Bike computer/Sat Nav

This is a fairly essential piece of kit if you are following a written route of the ‘turn left after 1 mile’ variety. You might get away without one if you are purely following a map. But even then it’s nice to know how far you have gone.

Personally I find a bike computer essential to help me calculate how far I have been, how far I have to go and how long it will take me to get there.

I use a Garmin 800, a cycling specific satellite navigation device.  It has all the functions of an advanced bike computer plus the added bonus of on screen navigation.

Mine also has a heart rate monitor so I can keep an eye on how hard I am working. I have a tendency to push too hard and need to make sure my heart rate doesn’t creep up too high for too long. It’s not a problem over a short training ride but on day long rides it means I run out of energy before the end of.

Please note that even the most sophisticated computer will not help you if you do not take the time to learn how to use it.  When I first used a sat nav for a ride from John O’Groats to Land’s End (JOGLE) it proved to be fairly useless becasue:

  1. I forgot to load my route onto it before I left! [I managed to download it via the computer at my overnight B&B near John O’Groats].
  2. I discovered that the built in rechargeable battery only lasted 8-9 hours. My average day was 10-12 hours cycling.  I have since upgraed to a Garmin 800 which has an alleged battery life of up to 20 hours. However this is if used without navigation turned on, which for the purposes of touring is pretty pointless.  The length of the battery life is mostly determined by how bright the screen is.  If turned down to minimum I have had 15 hours out of my Garmin 800 whilst navigating.  However, at full brightness the battery will only last about 7 hours.  You can buy cheap (compared to the cost of the sat nav) external batteries that will charge the sat nav a number of times over.  With a bit of ingenuity you can attach this to your bike with a cable feeding to the sat nav for continuous power.  I have successfully cycled for 40 hours using this method with power left in the external battery and the sat nav still on full charge at the end. 
  3. I didn’t realise that if I asked the device to recalculate the route it would do so from the point I was at to the end.  I thought it would take me to the nearest point on my programmed route.  (I have since found out how to do this – see How to re-route using a Garmin 800).  As a result it kept trying to send me down busy roads whenever I went off route.

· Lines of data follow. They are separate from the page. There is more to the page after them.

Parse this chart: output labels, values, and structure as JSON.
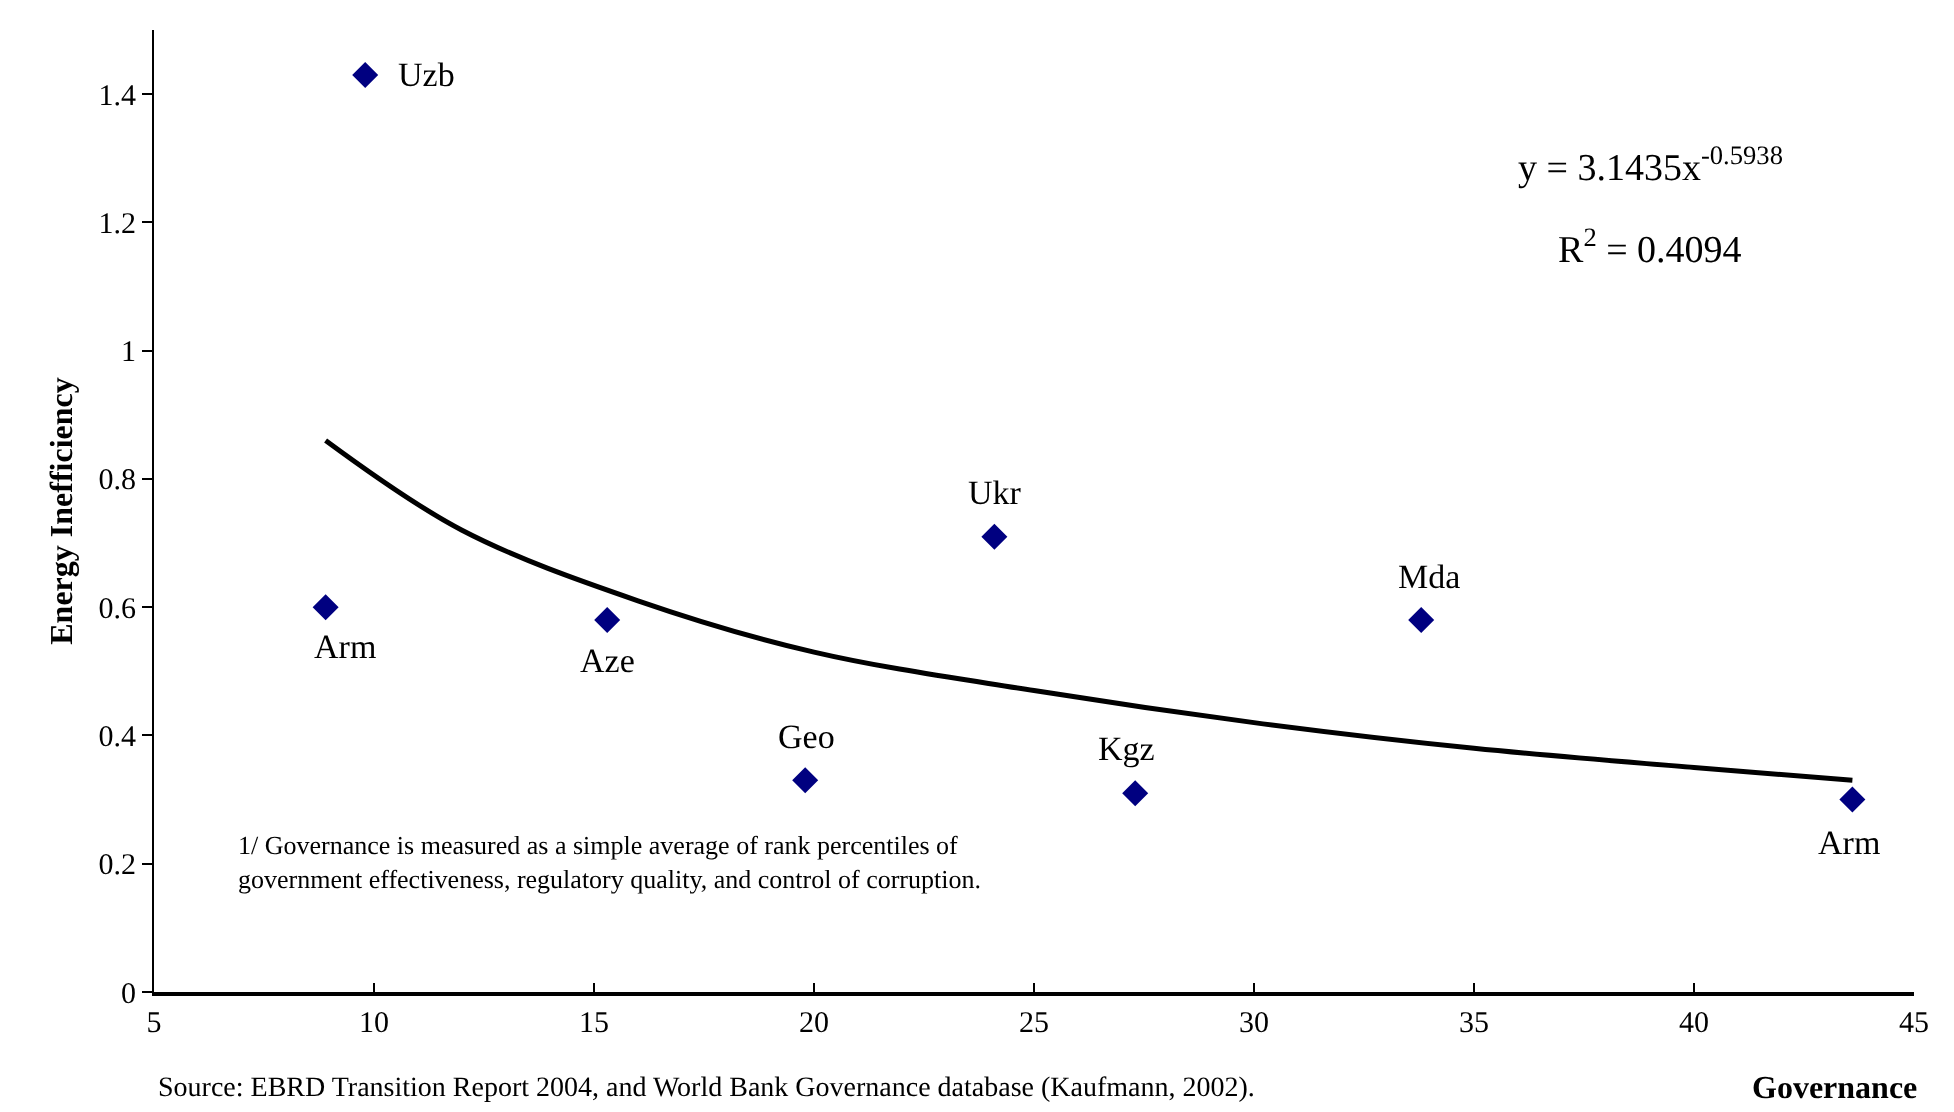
{
  "chart_data": {
    "type": "scatter",
    "xlabel": "Governance",
    "ylabel": "Energy Inefficiency",
    "xlim": [
      5,
      45
    ],
    "xticks": [
      5,
      10,
      15,
      20,
      25,
      30,
      35,
      40,
      45
    ],
    "ylim": [
      0,
      1.5
    ],
    "yticks": [
      0,
      0.2,
      0.4,
      0.6,
      0.8,
      1,
      1.2,
      1.4
    ],
    "marker": "diamond",
    "series": [
      {
        "color": "#000080",
        "x": [
          9.8,
          8.9,
          15.3,
          19.8,
          24.1,
          27.3,
          33.8,
          43.6
        ],
        "values": [
          1.43,
          0.6,
          0.58,
          0.33,
          0.71,
          0.31,
          0.58,
          0.3
        ]
      },
      {
        "type": "line",
        "color": "#000000",
        "marker": "none",
        "line_style": "solid",
        "x": [
          8.9,
          12,
          16,
          20,
          25,
          30,
          35,
          40,
          43.6
        ],
        "values": [
          0.86,
          0.72,
          0.61,
          0.53,
          0.47,
          0.42,
          0.38,
          0.35,
          0.33
        ]
      }
    ],
    "annotations": [
      {
        "text": "Uzb",
        "x": 9.8,
        "y": 1.43
      },
      {
        "text": "Arm",
        "x": 8.9,
        "y": 0.6
      },
      {
        "text": "Aze",
        "x": 15.3,
        "y": 0.58
      },
      {
        "text": "Geo",
        "x": 19.8,
        "y": 0.33
      },
      {
        "text": "Ukr",
        "x": 24.1,
        "y": 0.71
      },
      {
        "text": "Kgz",
        "x": 27.3,
        "y": 0.31
      },
      {
        "text": "Mda",
        "x": 33.8,
        "y": 0.58
      },
      {
        "text": "Arm",
        "x": 43.6,
        "y": 0.3
      },
      "y = 3.1435x$^{-0.5938}$",
      "R$^{2}$ = 0.4094",
      "1/ Governance is measured as a simple average of rank percentiles of\ngovernment effectiveness, regulatory quality, and control of corruption.",
      "Source: EBRD Transition Report 2004, and World Bank Governance database (Kaufmann, 2002)."
    ]
  }
}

Since that JOGLE I have learnt how to set up and use my sat nav properly. I now find it an invaluable aid.  Gone are the fumblings with paper routes and desperately trying to remember whether it is L or R at the next T.  And if you are riding in the dark it is ideal – just follow the line on the screen.  I have ridden Coast to Coast and Land’s End to John O’Groats (LEJOG) twice since my JOGLE and on each occasion I relied solely on the sat nav for navigation, not even taking a paper route as back up.  However, If you read My Coast to Coast  you will see having no back up can prove problematical.

If are foolish enough to risk travelling without a map, like me, and you don’t have a sat nav, a more basic bit of equipment that might be useful is a compass. If you do get lost it’s better to know you are at least heading in vaguely the right direction.